A big burly Arab man, an airport personnel of course blocked my way and in big voice said, “Hey, Filipini! (they use the term for people from the Philippines sometimes thinking it’s correct like Iraqi or Irani) GO to the visa section, GO! Not allowed to come up to Passport Control without visa, GO!”
He pointed to the visa control section with his big arms and stern face.
As for me, who has the energy to fight after that long, tiring flight? I took out my red passport and showed it to him, with the “Japan” in front. His expression changed in a matter of milliseconds.
The big burly arms and hands pointing to the Visa Collection Section changed directions to the escalator leading to the Passport Control (Immigration), palms open and welcoming.
“Sorry. This way, Madame. Welcome to Dubai.”

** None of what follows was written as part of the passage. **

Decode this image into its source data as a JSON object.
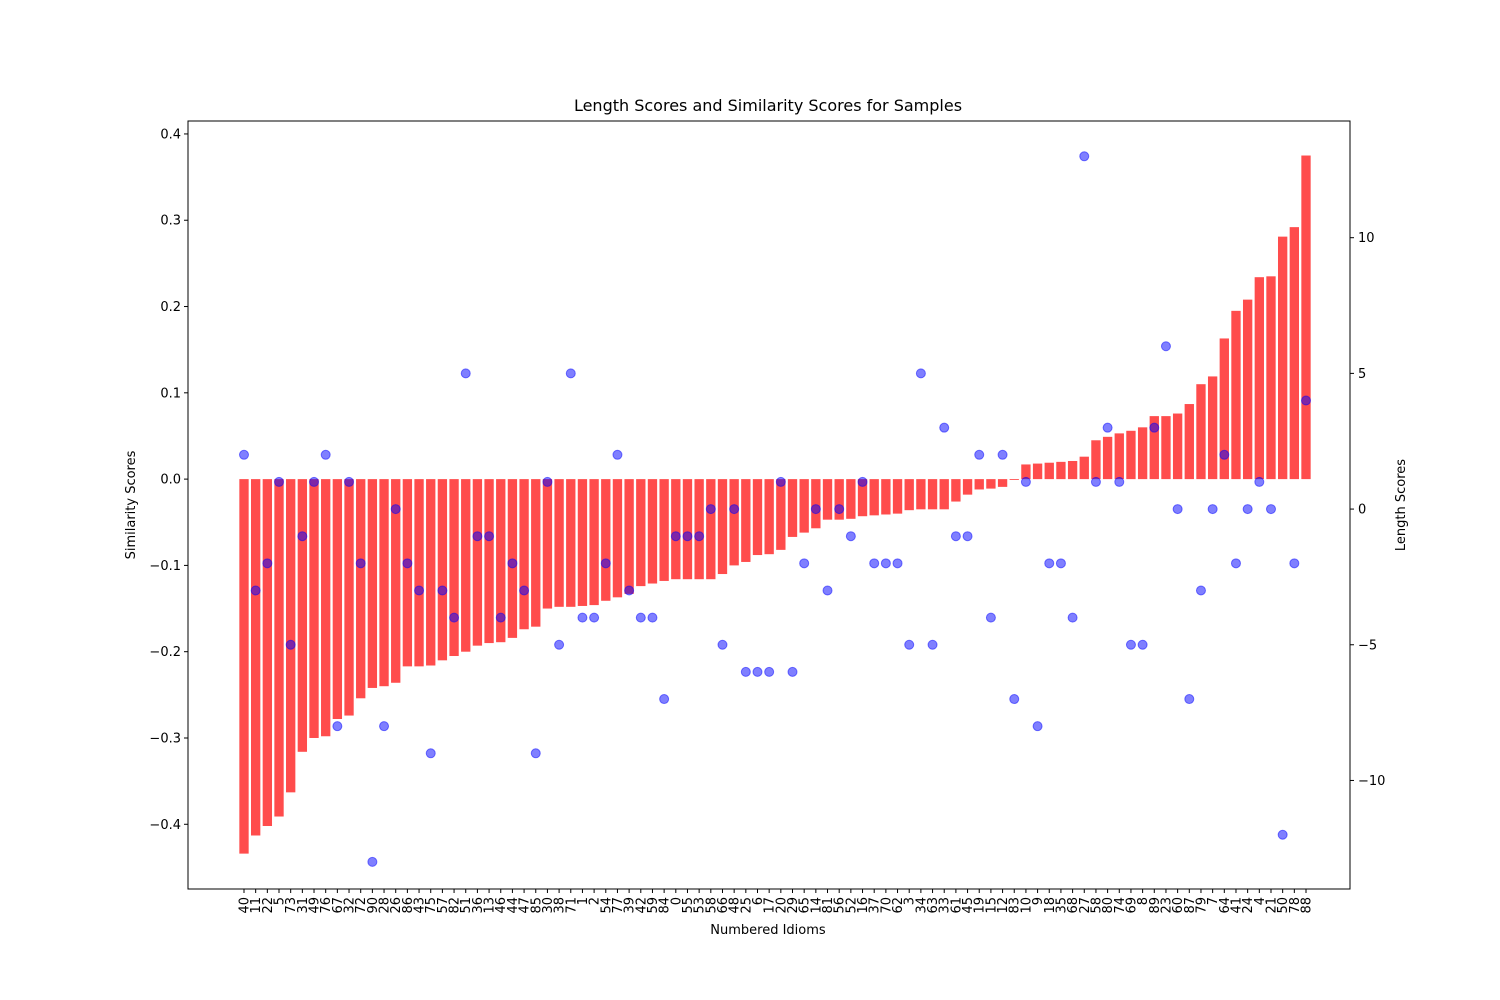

In case you’re curious – I didn’t react at all and just went on my way. I was tired and moreover, I couldn’t really blame the guy for assuming I have a Philippine passport (I look very Filipino). But then, is that right? Would you always and readily assume a dark colored person is from Africa? Or a person with small eyes from China (my husband gets this A LOT)? I didn’t make it a big deal but some people might be really offended. I wish airport personnel would be more professional in this matter but then again, racism and racial discrimination is alive and well here – in the everyday job ads, for example. Sadly, discrimination is a fact of life in Dubai.